Aspen (Populus tremula)
Aspen is a deciduous tree, native to the UK although it is only ‘common’ in the Scottish Highlands. It is often known as ‘quaking aspen’ due to the beautiful shimmering effect of the leaves when they flutter in the wind. Aspen is famous for its vibrant display of yellow and red before the leaves fall in autumn. As a pioneer species, aspen was one of the first trees to recolonise after the last ice age and is well adapted to many habitats, however it will mainly be found in ancient woodland or well-drained but moist soil near rivers or standing water. Aspen is a keystone species and large stands provide habitat for a multitude of rare wildlife, more so than any other native British tree. Aspen is extremely palatable for grazing animals such as sheep and deer and is thought to be the favourite food of the European beaver.
Reason for decline
Aspen rarely produces viable seed and is thought to mainly reproduce through the production of vegetative suckers. These suckers are simply small saplings that emerge from the sprawling root system of a ‘parent’ tree. They can emerge as far as 40m away but are often quickly browsed by deer and livestock. This means that wild aspen populations are often fragmented and found as a single tree or in isolated groups of one genetic clone. Historic removal of ancient woodland, land use change and grazing pressure are just some of the key drivers of aspen decline in the UK and account for its current patchy distribution.
The BooM project aims to increase the connectivity of aspen in south Cumbria.
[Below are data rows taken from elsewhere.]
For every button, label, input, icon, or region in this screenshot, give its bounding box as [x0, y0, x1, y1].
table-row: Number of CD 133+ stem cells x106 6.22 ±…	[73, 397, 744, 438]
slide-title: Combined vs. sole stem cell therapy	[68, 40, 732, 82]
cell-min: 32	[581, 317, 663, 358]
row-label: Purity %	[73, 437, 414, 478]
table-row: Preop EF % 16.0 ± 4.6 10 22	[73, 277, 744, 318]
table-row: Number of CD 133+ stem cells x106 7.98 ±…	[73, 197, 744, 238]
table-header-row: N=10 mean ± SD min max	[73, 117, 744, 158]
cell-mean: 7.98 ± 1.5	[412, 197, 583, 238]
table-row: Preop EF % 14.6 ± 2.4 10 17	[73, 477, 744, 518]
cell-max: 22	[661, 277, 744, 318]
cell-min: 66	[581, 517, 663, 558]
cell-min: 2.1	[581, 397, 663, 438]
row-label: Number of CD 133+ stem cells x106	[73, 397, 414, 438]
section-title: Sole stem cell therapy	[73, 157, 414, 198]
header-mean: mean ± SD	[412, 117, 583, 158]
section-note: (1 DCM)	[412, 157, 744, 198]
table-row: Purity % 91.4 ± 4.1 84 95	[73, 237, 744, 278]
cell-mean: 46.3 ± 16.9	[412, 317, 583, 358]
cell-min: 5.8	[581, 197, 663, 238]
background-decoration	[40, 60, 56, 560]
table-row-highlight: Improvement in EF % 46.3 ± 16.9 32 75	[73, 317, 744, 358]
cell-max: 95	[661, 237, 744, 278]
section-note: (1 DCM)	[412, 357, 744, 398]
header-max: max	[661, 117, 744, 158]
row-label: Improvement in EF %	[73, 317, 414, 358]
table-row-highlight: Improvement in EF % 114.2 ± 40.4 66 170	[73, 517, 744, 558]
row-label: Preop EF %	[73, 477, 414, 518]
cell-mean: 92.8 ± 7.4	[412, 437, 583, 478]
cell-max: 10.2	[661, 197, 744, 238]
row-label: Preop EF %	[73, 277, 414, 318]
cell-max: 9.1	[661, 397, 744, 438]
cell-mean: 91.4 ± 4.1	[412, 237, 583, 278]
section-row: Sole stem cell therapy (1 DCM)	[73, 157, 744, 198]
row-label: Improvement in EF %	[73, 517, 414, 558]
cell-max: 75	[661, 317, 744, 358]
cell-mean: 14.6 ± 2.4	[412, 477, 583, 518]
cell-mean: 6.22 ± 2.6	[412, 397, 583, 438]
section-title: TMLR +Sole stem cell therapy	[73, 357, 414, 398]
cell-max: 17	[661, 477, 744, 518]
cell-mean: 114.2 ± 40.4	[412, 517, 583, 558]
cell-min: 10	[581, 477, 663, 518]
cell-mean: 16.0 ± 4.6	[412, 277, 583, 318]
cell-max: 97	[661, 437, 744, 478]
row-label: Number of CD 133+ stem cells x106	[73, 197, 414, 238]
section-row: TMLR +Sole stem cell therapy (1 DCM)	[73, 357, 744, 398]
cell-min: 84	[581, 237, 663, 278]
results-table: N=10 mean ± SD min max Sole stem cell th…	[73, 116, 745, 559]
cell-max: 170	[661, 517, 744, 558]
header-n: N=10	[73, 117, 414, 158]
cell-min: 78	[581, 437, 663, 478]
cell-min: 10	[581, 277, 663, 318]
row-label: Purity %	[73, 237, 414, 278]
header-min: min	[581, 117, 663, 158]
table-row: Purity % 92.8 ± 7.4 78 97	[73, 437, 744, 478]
We will take hard-root cuttings from aspen across the project area, and work with community stakeholder organisations such as Green Heart Den and Artgene to propagate the cuttings, with the aim to generate a clone bank of local south Cumbrian aspen clones.
These will then be planted back into the landscape, giving people who have been involved in growing and propagating aspen the opportunity to re-plant it in its rightful place.